Influence of concentric and eccentric resistance training on architectural adaptation in human quadriceps muscles

Studies using animal models have been unable to determine the mechanical stimuli that most influence muscle architectural adaptation. We examined the influence of contraction mode on muscle architectural change in humans, while also describing the time course of its adaptation through training and detraining.
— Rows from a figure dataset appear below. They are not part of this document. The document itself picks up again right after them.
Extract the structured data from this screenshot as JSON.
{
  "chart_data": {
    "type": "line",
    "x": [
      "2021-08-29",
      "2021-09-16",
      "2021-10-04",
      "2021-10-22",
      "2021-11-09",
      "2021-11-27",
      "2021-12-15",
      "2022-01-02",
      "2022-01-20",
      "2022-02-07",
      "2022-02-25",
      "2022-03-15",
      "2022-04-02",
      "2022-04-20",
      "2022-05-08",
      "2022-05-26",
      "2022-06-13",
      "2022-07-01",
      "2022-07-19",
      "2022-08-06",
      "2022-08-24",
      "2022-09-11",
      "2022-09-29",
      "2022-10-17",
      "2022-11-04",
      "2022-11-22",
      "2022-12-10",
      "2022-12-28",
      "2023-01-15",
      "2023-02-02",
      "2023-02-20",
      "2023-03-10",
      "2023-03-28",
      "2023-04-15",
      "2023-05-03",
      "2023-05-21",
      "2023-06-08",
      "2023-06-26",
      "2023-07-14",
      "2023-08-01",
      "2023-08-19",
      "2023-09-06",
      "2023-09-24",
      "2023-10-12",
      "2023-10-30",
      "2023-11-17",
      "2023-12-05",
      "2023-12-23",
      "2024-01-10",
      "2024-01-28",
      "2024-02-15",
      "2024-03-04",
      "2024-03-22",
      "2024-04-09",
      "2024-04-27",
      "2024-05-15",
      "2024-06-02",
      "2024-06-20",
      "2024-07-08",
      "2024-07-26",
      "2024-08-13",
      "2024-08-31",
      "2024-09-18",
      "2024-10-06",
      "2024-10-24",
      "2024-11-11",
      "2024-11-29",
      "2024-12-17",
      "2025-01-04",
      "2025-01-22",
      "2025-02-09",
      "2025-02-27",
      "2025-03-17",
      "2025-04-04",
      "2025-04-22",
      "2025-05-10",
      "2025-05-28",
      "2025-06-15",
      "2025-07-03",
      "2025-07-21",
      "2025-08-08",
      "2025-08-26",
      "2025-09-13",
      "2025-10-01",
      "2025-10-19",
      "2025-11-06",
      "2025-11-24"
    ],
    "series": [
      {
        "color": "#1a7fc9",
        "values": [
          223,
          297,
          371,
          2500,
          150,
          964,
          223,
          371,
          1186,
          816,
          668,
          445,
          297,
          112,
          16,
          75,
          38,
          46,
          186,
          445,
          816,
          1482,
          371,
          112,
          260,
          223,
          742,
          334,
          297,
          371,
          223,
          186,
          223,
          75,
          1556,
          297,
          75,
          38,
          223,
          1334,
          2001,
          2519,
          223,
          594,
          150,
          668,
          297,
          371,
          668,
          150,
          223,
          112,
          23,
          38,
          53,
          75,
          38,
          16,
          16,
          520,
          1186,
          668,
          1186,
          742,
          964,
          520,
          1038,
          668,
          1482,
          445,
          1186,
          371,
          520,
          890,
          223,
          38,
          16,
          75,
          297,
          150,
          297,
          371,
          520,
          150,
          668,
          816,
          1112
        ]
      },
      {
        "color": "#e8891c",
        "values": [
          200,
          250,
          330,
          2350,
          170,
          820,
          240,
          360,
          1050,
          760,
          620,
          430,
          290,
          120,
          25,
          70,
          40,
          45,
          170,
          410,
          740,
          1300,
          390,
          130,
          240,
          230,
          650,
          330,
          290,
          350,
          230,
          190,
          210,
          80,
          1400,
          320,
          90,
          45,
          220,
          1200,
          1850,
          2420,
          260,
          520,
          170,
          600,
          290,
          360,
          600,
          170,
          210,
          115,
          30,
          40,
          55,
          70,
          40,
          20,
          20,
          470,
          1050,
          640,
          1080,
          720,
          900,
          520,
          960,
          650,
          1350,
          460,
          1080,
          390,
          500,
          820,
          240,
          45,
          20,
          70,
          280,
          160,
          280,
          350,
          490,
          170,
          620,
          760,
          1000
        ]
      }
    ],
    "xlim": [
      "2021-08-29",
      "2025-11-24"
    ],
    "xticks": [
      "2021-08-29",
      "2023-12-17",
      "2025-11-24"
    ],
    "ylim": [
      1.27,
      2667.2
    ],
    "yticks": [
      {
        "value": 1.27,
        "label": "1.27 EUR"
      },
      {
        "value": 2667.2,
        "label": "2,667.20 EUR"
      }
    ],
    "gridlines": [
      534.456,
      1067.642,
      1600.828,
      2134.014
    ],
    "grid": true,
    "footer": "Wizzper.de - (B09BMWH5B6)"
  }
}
Twenty-one men and women performed slow-speed (30°/s) concentric-only (Con) or eccentric-only (Ecc) isokinetic knee extensor training for 10 wk before completing a 3-mo detraining period. Fascicle length of the vastus lateralis (VL), measured by ultrasonography, increased similarly in both groups after 5 wk (ΔCon = +6.3 ± 3.0%, ΔEcc = +3.1 ± 1.6%, mean = +4.7 ± 1.7%; P < 0.05). No further increase was found at 10 wk, although a small increase (mean ∼2.5%; not significant) was evident after detraining. Fascicle angle increased in both groups at 5 wk (ΔCon = +11.1 ± 4.0%, ΔEcc = +11.9 ± 5.4%, mean = 11.5 ± 3.2%; P < 0.05) and 10 wk (ΔCon = +13.3 ± 3.0%, ΔEcc = +21.4 ± 6.9%, mean = 17.9 ± 3.7%; P < 0.01) in VL only and remained above baseline after detraining (mean = 13.2%); smaller changes in vastus medialis did not reach significance. The similar increase in fascicle length observed between the training groups mitigates against contraction mode being the predominant stimulus. Our data are also strongly indicative of 1) a close association between VL fascicle length and shifts in the torque-angle relationship through training and detraining and 2) changes in fascicle angle being driven by space constraints in the hypertrophying muscle. Thus muscle architectural adaptations occur rapidly in response to resistance training but are strongly influenced by factors other than contraction mode.